Я упрямо покачал головой. Мы выбрали трудный путь, и, чтобы пройти его до конца, нужно терпеть. К тому же мой странный пугающий спутник — голод, — кажется, снова остался доволен жертвой...
Вакса шел, сунув руки в карманы и глядя себе под ноги. Пацана явно что-то угнетало, но пытаться сейчас выпытать причину — равносильно фигурной резьбе лобзиком по бронированной плите. Эффект тоже будет нулевой. Ему нужно дать время, чтобы утрясти впечатления. Встреча с малолетней шпаной чем-то серьезно его задела.
Детям не положено рано взрослеть.
— Если повезет, сейчас увидим интересное явление, — сказала Ева, когда мы взошли на длинный, пологий подъем. — Только не вздумайте подходить близко. : БЕЗЫМЯНК
Туннель здесь расширялся, ветвясь рельсами и пестря кучками железного мусора. А посередине темнело пятно, которое я сначала принял за пролом в полу. Но это оказалась глубокая вытянутая ложбина, наполненная то ли смолой, то ли креозотом.

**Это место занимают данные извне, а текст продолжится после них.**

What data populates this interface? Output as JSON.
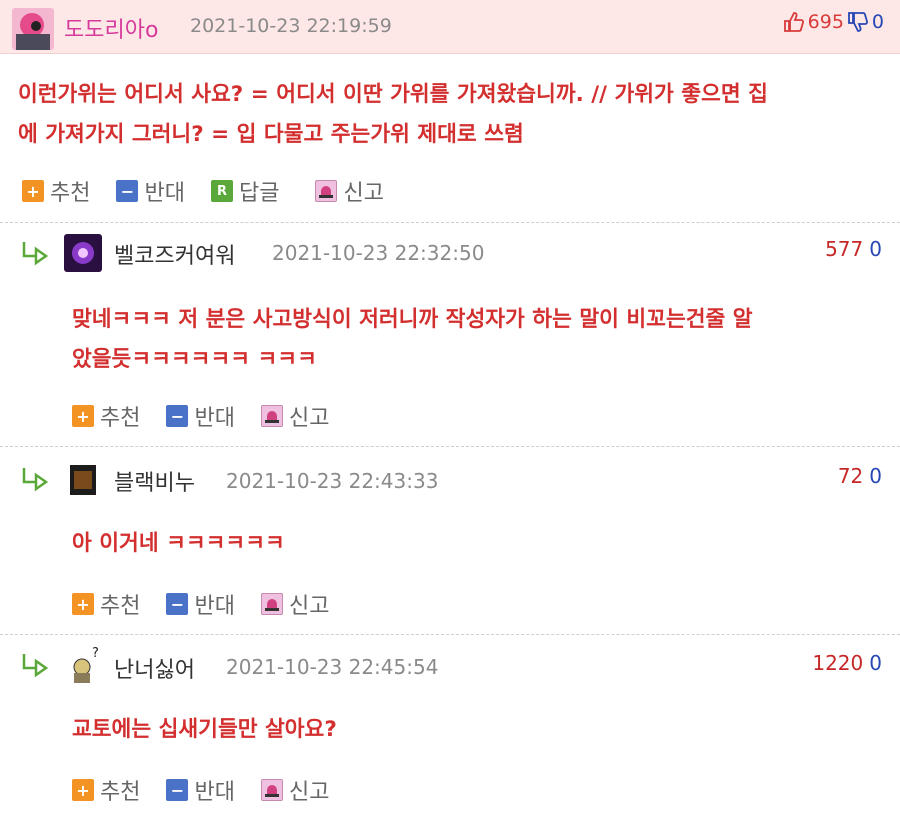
{
  "main_post": {
    "author": "도도리아o",
    "timestamp": "2021-10-23 22:19:59",
    "upvotes": "695",
    "downvotes": "0",
    "text_line1": "이런가위는 어디서 사요? = 어디서 이딴 가위를 가져왔습니까. // 가위가 좋으면 집",
    "text_line2": "에 가져가지 그러니? = 입 다물고 주는가위 제대로 쓰렴",
    "actions": {
      "recommend": "추천",
      "oppose": "반대",
      "reply": "답글",
      "report": "신고"
    }
  },
  "replies": [
    {
      "author": "벨코즈커여워",
      "timestamp": "2021-10-23 22:32:50",
      "upvotes": "577",
      "downvotes": "0",
      "text_line1": "맞네ㅋㅋㅋ 저 분은 사고방식이 저러니까 작성자가 하는 말이 비꼬는건줄 알",
      "text_line2": "았을듯ㅋㅋㅋㅋㅋㅋ ㅋㅋㅋ"
    },
    {
      "author": "블랙비누",
      "timestamp": "2021-10-23 22:43:33",
      "upvotes": "72",
      "downvotes": "0",
      "text_line1": "아 이거네 ㅋㅋㅋㅋㅋㅋ",
      "text_line2": ""
    },
    {
      "author": "난너싫어",
      "timestamp": "2021-10-23 22:45:54",
      "upvotes": "1220",
      "downvotes": "0",
      "text_line1": "교토에는 십새기들만 살아요?",
      "text_line2": ""
    }
  ],
  "reply_actions": {
    "recommend": "추천",
    "oppose": "반대",
    "report": "신고"
  },
  "colors": {
    "header_bg": "#fde7e7",
    "comment_red": "#d32f2f",
    "author_pink": "#d63a9b",
    "up_red": "#c62828",
    "down_blue": "#2747b5"
  },
  "icons": [
    "thumbs-up-icon",
    "thumbs-down-icon",
    "plus-icon",
    "minus-icon",
    "reply-icon",
    "report-icon",
    "reply-arrow-icon"
  ]
}
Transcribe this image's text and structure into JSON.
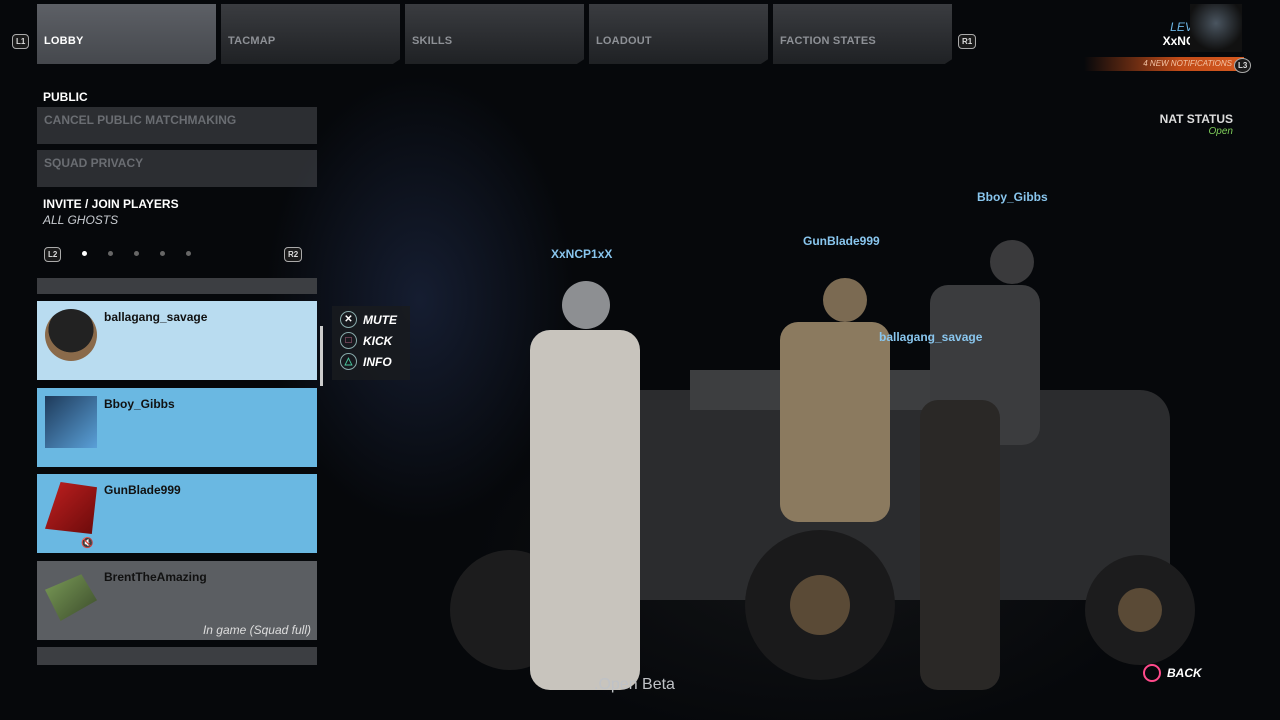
{
  "tabs": [
    {
      "label": "LOBBY"
    },
    {
      "label": "TACMAP"
    },
    {
      "label": "SKILLS"
    },
    {
      "label": "LOADOUT"
    },
    {
      "label": "FACTION STATES"
    }
  ],
  "buttons": {
    "l1": "L1",
    "r1": "R1",
    "l2": "L2",
    "r2": "R2",
    "l3": "L3"
  },
  "profile": {
    "level": "LEVEL 01",
    "name": "XxNCP1xX",
    "notifications": "4 NEW NOTIFICATIONS"
  },
  "left": {
    "section": "PUBLIC",
    "menu": [
      "CANCEL PUBLIC MATCHMAKING",
      "SQUAD PRIVACY"
    ],
    "invite_title": "INVITE / JOIN PLAYERS",
    "invite_sub": "ALL GHOSTS",
    "pages": 5,
    "current_page": 1
  },
  "players": [
    {
      "name": "ballagang_savage",
      "status": ""
    },
    {
      "name": "Bboy_Gibbs",
      "status": ""
    },
    {
      "name": "GunBlade999",
      "status": ""
    },
    {
      "name": "BrentTheAmazing",
      "status": "In game (Squad full)"
    }
  ],
  "context": {
    "mute": "MUTE",
    "kick": "KICK",
    "info": "INFO"
  },
  "scene_tags": [
    "XxNCP1xX",
    "GunBlade999",
    "Bboy_Gibbs",
    "ballagang_savage"
  ],
  "nat": {
    "title": "NAT STATUS",
    "value": "Open"
  },
  "footer": {
    "beta": ".Open Beta",
    "back": "BACK"
  },
  "colors": {
    "accent_blue": "#89c6ee",
    "notif_orange": "#d65a20",
    "nat_green": "#7fcf5a",
    "back_pink": "#ff4a8a"
  }
}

И что-то в этой луже было не так.
Ева нагнулась, подняла ржавый «костыль» и по навесной траектории бросила его в черное месиво. Железяка исчезла под глянцевитой пленкой без единого звука, будто мгновенно перенеслась в другое измерение. Лужа словно бы слизнула ее. А в месте, куда она упала, образовалось мерцающее пятнышко.
Мы затаили дыхание, наблюдая. Пятно выросло, сиреневые искорки засверкали ярче, озарив туннель метров на двадцать в обе стороны. В воздухе возникли крошечные вспышки и клубы дыма, словно кто-то устроил над лужей миниатюрные салютные залпы. А затем над всей темной жижей неожиданно появилось зеркальное отражение окружающих предметов. Иллюзия держалась с полминуты, искажая и выгибая немыслимыми линиями все вокруг. Потом так же внезапно пропала.
Перед нами снова чернела безжизненная маслянистая клякса.
— Ух ты! — восхищенно прошептал Вакса. — Что это?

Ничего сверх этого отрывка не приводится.